- Poster
- Directed by: Shivadhwaj Shetty
- Written by: Shivadhwaj Shetty
- Produced by: M. Durganand
- Starring: Suchendra Prasad Jayasheela
- Cinematography: Suresh Bhairasandra
- Edited by: K. M. Prakash
- Production company: D M Cine Creations
- Release date: 2008;
- Country: India
- Language: Tulu
- Budget: ₹11 lakhs

= Gaggara =

Indian drama film

Gaggara is a 2008 Indian Tulu-language drama film written and directed by Shivadhwaj Shetty and starring Suchendra Prasad and Jayasheela. The film is based on Bhoothakola, and won the National Film Award for Best Feature Film in Tulu.
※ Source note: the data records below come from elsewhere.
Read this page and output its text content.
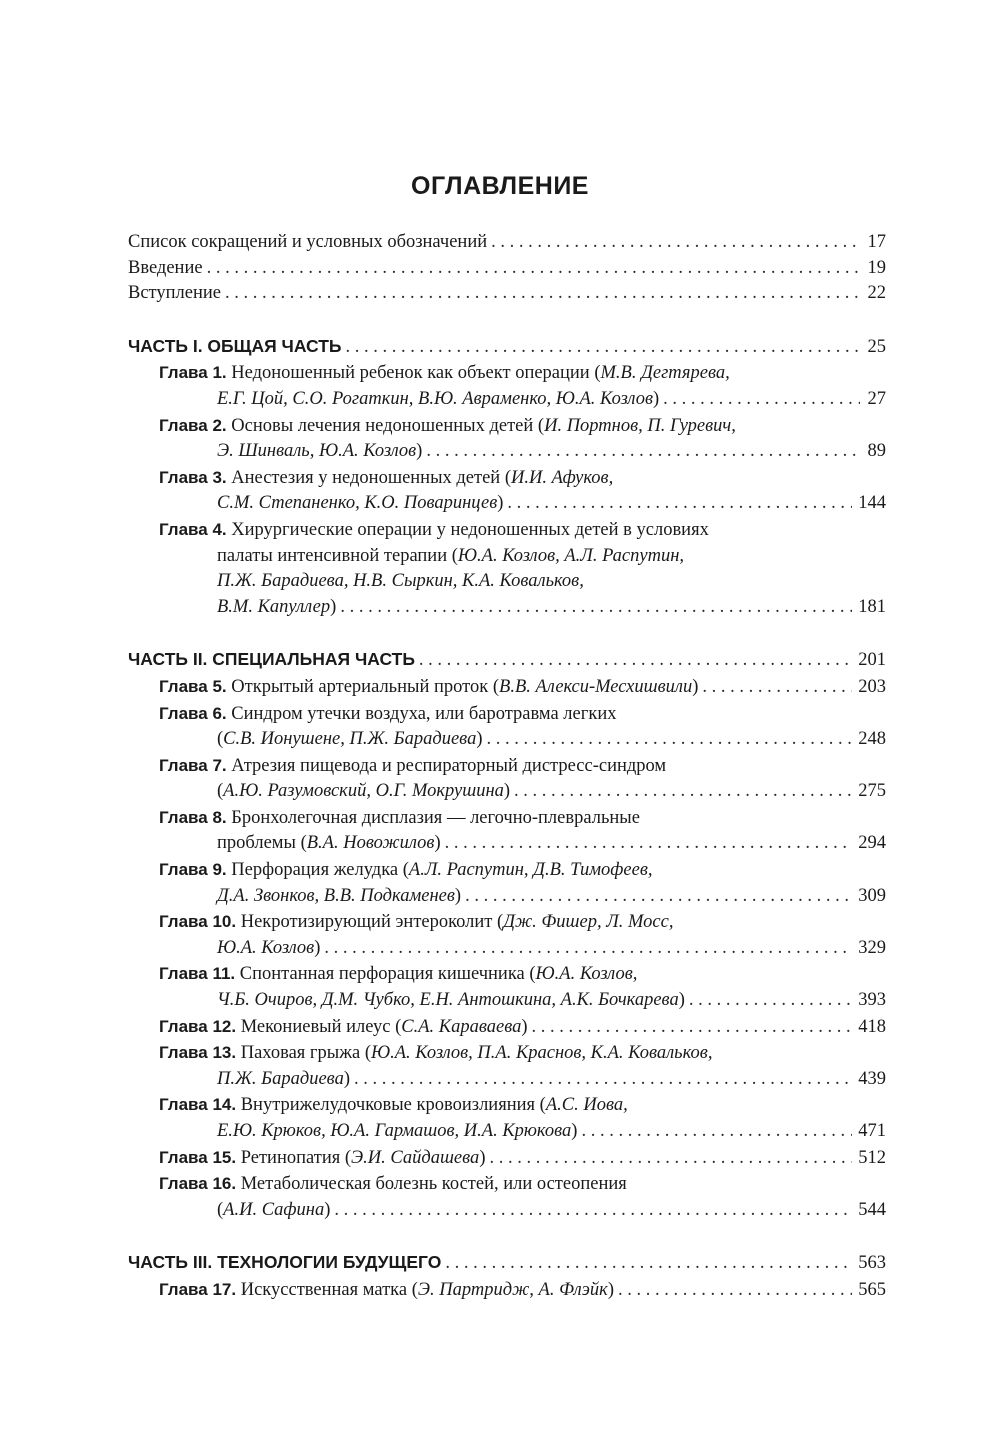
ОГЛАВЛЕНИЕ
Список сокращений и условных обозначений . . .	17
Введение . . .	19
Вступление . . .	22
ЧАСТЬ I. ОБЩАЯ ЧАСТЬ . . .	25
Глава 1. Недоношенный ребенок как объект операции (М.В. Дегтярева,
Е.Г. Цой, С.О. Рогаткин, В.Ю. Авраменко, Ю.А. Козлов) . . .	27
Глава 2. Основы лечения недоношенных детей (И. Портнов, П. Гуревич,
Э. Шинваль, Ю.А. Козлов) . . .	89
Глава 3. Анестезия у недоношенных детей (И.И. Афуков,
С.М. Степаненко, К.О. Поваринцев) . . .	144
Глава 4. Хирургические операции у недоношенных детей в условиях
палаты интенсивной терапии (Ю.А. Козлов, А.Л. Распутин,
П.Ж. Барадиева, Н.В. Сыркин, К.А. Ковальков,
В.М. Капуллер) . . .	181
ЧАСТЬ II. СПЕЦИАЛЬНАЯ ЧАСТЬ . . .	201
Глава 5. Открытый артериальный проток (В.В. Алекси-Месхишвили) . . .	203
Глава 6. Синдром утечки воздуха, или баротравма легких
(С.В. Ионушене, П.Ж. Барадиева) . . .	248
Глава 7. Атрезия пищевода и респираторный дистресс-синдром
(А.Ю. Разумовский, О.Г. Мокрушина) . . .	275
Глава 8. Бронхолегочная дисплазия — легочно-плевральные
проблемы (В.А. Новожилов) . . .	294
Глава 9. Перфорация желудка (А.Л. Распутин, Д.В. Тимофеев,
Д.А. Звонков, В.В. Подкаменев) . . .	309
Глава 10. Некротизирующий энтероколит (Дж. Фишер, Л. Мосс,
Ю.А. Козлов) . . .	329
Глава 11. Спонтанная перфорация кишечника (Ю.А. Козлов,
Ч.Б. Очиров, Д.М. Чубко, Е.Н. Антошкина, А.К. Бочкарева) . . .	393
Глава 12. Мекониевый илеус (С.А. Караваева) . . .	418
Глава 13. Паховая грыжа (Ю.А. Козлов, П.А. Краснов, К.А. Ковальков,
П.Ж. Барадиева) . . .	439
Глава 14. Внутрижелудочковые кровоизлияния (А.С. Иова,
Е.Ю. Крюков, Ю.А. Гармашов, И.А. Крюкова) . . .	471
Глава 15. Ретинопатия (Э.И. Сайдашева) . . .	512
Глава 16. Метаболическая болезнь костей, или остеопения
(А.И. Сафина) . . .	544
ЧАСТЬ III. ТЕХНОЛОГИИ БУДУЩЕГО . . .	563
Глава 17. Искусственная матка (Э. Партридж, А. Флэйк) . . .	565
The film was notably the first Tulu film to be screened at the Indian Panorama section of the International Film Festival of India in 2009 and the Bengaluru International Film Festival in 2011.

== Plot ==
Shankara is the son of a Kola performer, which has become a dying tradition. He is a government school teacher and is hesitant to perform the ritual since the modern day society shuns the Kola community (who are considered untouchables). He is from a poor family and his father is a drunkard who wastes money.

Eventually, Shankara performs Kola for the first time in order to keep the dying tradition alive.

== Cast ==
Source

== Production ==
The film was shot in seven days in Palli, a village near Karkala in Udupi district.

== Release ==
Upon release, the film was a box office failure due to being a socially oriented film. The film was not released on CDs.